The Sweetest Dark - By Shana Abe Page 0,38

I sounded raw, far more pained than I’d meant to. I had to wait to open my eyes again. When I did, he was watching me without expression.

“It’s hard, isn’t it?” he said.

“What is?”

“Being here. Being around all of them. Knowing that none of them, not one, has ever known what it’s like to go without.”

I shook my head, which wasn’t an answer really but all I could muster.

I did not want his pity. I did not want to evoke that sweet, melting look in his eyes. I didn’t want to feel this unexpected sorrow mixed with trepidation and something else—desire, insisted the fiend—that grew with every shared glance between us.

Mad, get mad, I thought to myself, but it was no use. I didn’t feel angry.

I felt … different. Drowsy but wakeful, nervous but lulled, a victim of the soft sliding light and the candle and the calm, patient way this particular beautiful boy, this dangerous flame, was looking at me. As if he was waiting for me to figure out something he already knew.

I wanted to kiss him. I wanted him to kiss me.

The thunderstorm chose that moment to save me by rousing again, boom-boom-boom-boom! I angled in my chair to find it, but the crickets chirped on, and the woods remained unflustered. No rain, no lightning, no gusts. I glimpsed teasing patches of amethyst through the crowns of the trees but nothing else.

“It’s the Germans,” Jesse said. “Airships. They’re bombing the coast.”

That brought me wide awake. I leapt to my feet. “What? Now?”

“They’re not near. The channel intensifies the sound. Believe me, no one else around here will even hear them. They won’t make it this far west before dawn.”

“Oh, I …” I blinked at him, replaying his words. “What do you mean, no one else will hear them?”

“Just that. Only you and I hear them tonight. I’d guess they’re somewhere over Sussex right now. Brighton, maybe.”

Again, I could not speak. Jesse’s calm expression never wavered.

“It’s all right, Lora. You can relax. You’re safe with me, I swear it.”

“What do you mean,” I asked again evenly, not relaxing, “that no one else will hear them?”

His gaze angled away from mine; for the first time, he looked uncomfortable. He leaned forward to pull out some flowers from the jar, just as I had done. Long, tanned fingers began to weave the stems together, making a braid of blooms. Drops of water beaded the wood.
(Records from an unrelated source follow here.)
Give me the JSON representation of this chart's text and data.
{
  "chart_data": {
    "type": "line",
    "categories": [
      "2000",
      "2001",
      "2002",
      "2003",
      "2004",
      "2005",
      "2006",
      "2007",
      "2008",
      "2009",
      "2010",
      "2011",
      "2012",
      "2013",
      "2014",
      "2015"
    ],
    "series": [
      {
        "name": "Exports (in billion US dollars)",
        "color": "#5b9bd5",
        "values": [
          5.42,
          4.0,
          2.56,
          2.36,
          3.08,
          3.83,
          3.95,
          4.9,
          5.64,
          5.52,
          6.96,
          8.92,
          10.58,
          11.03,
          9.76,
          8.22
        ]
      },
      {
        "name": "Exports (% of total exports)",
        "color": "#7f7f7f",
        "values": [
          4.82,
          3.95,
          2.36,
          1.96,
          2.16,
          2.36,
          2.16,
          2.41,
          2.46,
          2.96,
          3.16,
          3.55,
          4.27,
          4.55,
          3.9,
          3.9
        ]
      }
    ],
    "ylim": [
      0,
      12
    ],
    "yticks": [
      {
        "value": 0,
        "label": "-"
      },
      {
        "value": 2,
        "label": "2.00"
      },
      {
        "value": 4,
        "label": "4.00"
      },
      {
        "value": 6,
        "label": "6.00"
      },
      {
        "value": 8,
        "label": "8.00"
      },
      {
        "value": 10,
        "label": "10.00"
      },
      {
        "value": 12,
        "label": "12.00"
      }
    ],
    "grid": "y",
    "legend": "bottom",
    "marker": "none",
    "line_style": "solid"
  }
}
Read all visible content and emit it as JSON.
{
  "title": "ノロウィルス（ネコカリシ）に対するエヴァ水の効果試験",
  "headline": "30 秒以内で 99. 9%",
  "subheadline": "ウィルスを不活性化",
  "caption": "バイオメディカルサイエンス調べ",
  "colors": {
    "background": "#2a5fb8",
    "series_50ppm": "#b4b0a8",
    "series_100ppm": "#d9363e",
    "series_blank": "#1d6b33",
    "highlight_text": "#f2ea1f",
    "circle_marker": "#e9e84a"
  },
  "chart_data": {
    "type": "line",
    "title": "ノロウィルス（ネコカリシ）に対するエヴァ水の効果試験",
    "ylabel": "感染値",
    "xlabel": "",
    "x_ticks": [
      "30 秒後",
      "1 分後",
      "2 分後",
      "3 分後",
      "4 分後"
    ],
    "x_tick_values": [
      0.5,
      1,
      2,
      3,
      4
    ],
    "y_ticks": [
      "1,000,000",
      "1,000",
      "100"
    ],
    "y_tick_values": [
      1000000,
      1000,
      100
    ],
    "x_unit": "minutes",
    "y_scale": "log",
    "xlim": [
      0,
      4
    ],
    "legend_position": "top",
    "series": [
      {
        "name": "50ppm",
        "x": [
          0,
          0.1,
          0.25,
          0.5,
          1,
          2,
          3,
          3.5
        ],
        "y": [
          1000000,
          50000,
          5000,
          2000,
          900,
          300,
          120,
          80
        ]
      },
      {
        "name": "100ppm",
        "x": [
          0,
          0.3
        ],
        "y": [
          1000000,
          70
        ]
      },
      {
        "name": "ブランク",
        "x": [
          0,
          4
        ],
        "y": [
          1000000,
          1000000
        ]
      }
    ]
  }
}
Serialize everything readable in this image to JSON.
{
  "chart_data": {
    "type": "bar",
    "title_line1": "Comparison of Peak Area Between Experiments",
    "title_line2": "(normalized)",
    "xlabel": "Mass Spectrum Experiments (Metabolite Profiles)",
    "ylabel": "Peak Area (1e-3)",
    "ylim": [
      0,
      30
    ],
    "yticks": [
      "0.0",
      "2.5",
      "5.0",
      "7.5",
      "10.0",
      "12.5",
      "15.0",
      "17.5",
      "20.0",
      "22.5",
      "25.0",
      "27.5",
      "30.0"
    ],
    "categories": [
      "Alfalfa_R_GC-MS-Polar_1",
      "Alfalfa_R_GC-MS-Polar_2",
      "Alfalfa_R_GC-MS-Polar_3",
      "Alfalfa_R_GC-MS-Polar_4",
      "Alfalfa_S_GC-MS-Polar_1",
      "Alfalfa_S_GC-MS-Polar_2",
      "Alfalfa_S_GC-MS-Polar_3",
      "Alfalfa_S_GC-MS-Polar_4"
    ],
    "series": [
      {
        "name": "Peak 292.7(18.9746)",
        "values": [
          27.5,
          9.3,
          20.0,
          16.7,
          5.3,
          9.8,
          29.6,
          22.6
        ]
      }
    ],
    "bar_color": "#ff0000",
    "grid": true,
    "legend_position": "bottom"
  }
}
“All the world is like an ocean,” he said. “All of it, not only the water part. And nearly everyone skims along on just the surface of that ocean, accepting what their eyes and ears show them as truth, even when it’s not. Even when it’s merely the bright skin of the ocean covering the truth. Entire lives are spent skimming that skin, person after person bobbing along the surface of things like driftwood, never sensing aught deeper beneath them. To them, real truth remains unfathomable.

“No one else hears the bombs, Lora, because almost everyone else around us is driftwood, basic human. You and I are the only ones right now who break the ocean skin to glimpse the deep. We’re the only ones who can hear the bombs because, from here, they’re beyond human hearing.”
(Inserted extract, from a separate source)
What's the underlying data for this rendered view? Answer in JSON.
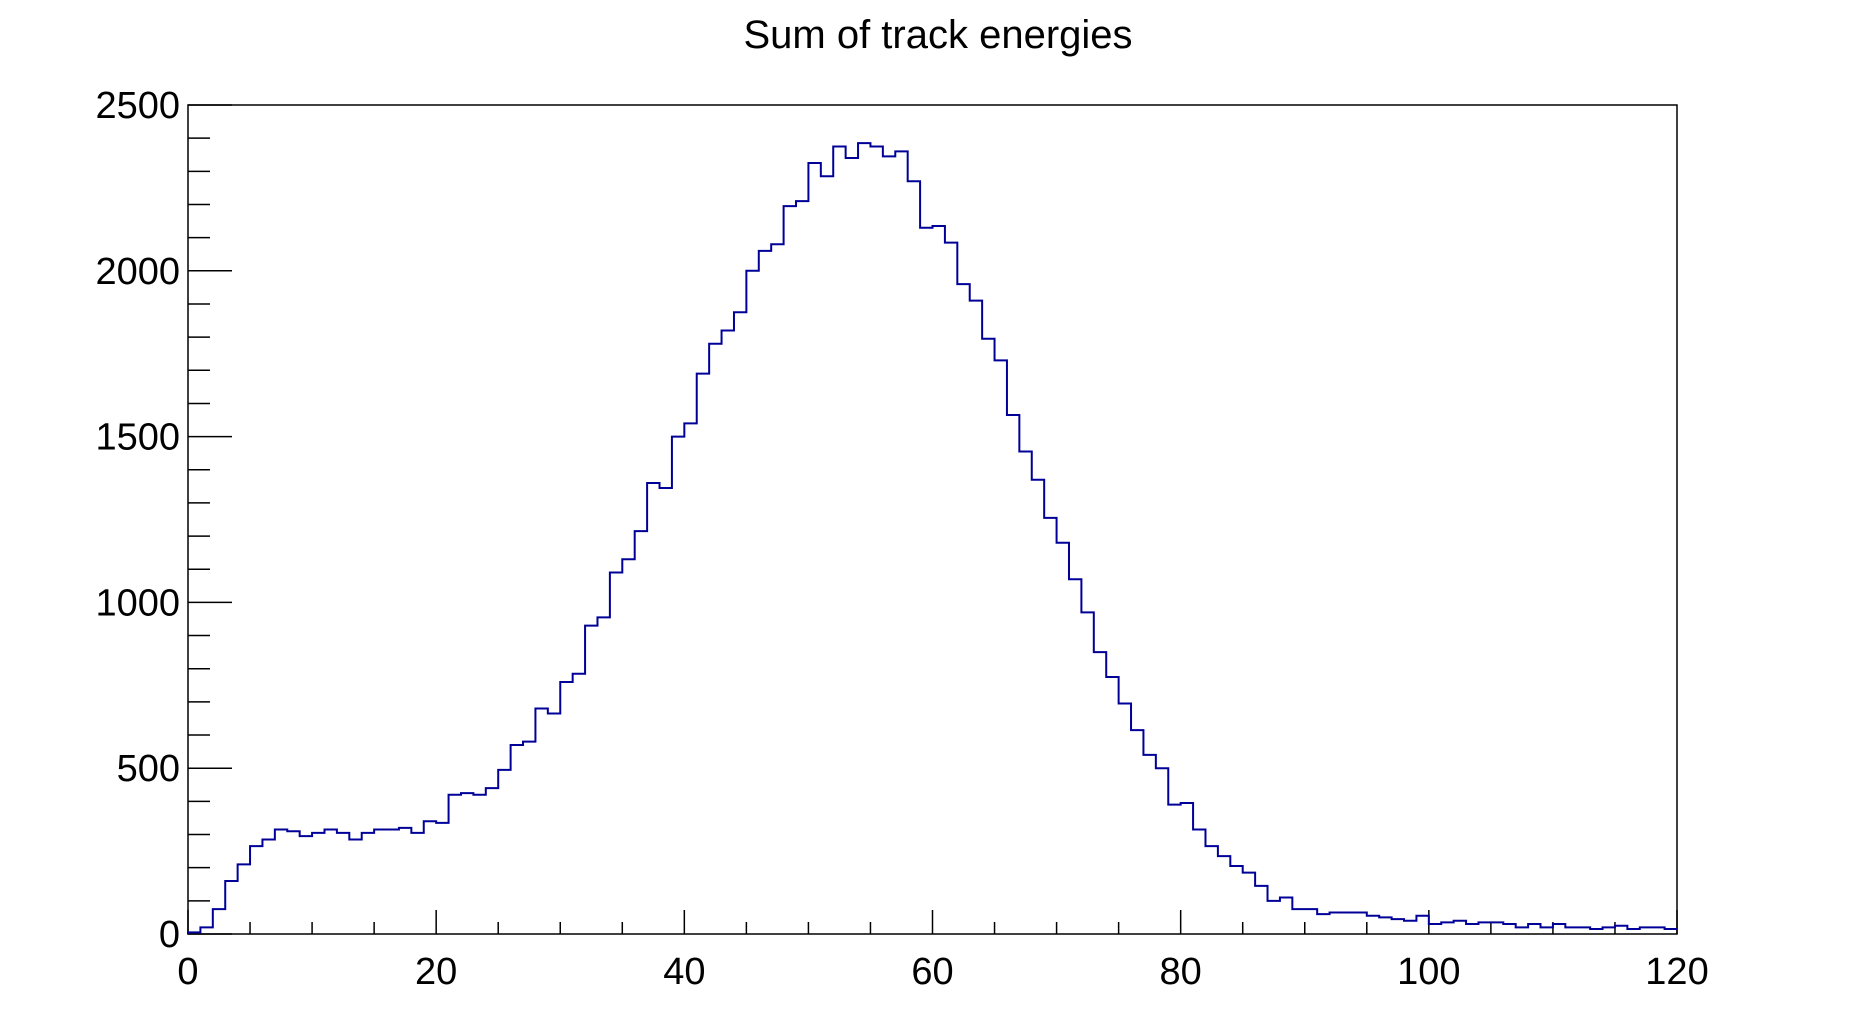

I allowed the crickets to fill the silence, ardent behind the glass. Jesse’s fingers wove in and out between the flower petals; he was shaping the braid into a half circle upon the table, smearing the water beads. He did not glance back up at me or smile to let me in on the joke.

“You’re not human, Eleanore Jones. I think that somewhere inside you, you must know that. You must always have known. You’re not made of ordinary bone or blood but of something else completely.”
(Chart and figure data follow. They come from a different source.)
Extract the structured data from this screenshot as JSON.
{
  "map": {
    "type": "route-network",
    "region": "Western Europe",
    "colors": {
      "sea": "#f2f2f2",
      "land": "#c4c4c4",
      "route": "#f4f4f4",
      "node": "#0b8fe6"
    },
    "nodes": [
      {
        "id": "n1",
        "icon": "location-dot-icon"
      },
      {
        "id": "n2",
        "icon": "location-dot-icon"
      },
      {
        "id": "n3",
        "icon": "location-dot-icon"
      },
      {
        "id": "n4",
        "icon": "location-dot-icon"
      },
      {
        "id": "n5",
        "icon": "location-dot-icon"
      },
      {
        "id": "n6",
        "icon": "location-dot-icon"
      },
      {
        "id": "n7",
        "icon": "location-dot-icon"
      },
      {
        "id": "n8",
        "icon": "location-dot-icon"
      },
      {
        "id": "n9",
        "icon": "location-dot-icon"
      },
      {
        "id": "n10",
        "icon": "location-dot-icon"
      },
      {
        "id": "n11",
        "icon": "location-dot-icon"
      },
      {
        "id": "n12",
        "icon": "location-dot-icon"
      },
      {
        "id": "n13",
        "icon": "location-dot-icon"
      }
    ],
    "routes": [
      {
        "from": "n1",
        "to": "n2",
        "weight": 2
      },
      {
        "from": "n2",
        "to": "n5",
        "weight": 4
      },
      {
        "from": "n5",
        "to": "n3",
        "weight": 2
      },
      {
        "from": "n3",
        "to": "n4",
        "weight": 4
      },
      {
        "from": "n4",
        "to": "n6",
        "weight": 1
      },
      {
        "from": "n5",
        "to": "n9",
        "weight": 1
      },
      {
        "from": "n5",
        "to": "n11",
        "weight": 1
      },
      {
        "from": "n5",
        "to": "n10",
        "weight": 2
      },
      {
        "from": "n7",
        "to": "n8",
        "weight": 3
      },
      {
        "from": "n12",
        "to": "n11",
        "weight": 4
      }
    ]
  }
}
“Really. What am I of, then? Kelp and jellyfish, I suppose?”

“You are made of magic.”

He said it in an absolutely unremarkable way, as if instead he’d just said, I had coffee this morning or the floor needs mopping.

His hands stilled and finally he looked up at me. No smile. I saw nothing but that infinite patience etched on his face.

He wasn’t joking.

Everything seemed to slow down, the seconds dragging out into a creeping crawl. My pulse slowed, and the dance of the candle flame slowed, and the wind outside slowed. I could not move or even swallow.

I wanted to respond with something cutting and urbane, something Sophia might muster at the drop of a pin—You are stark mad, Mr. Holms—but my mouth felt frozen shut.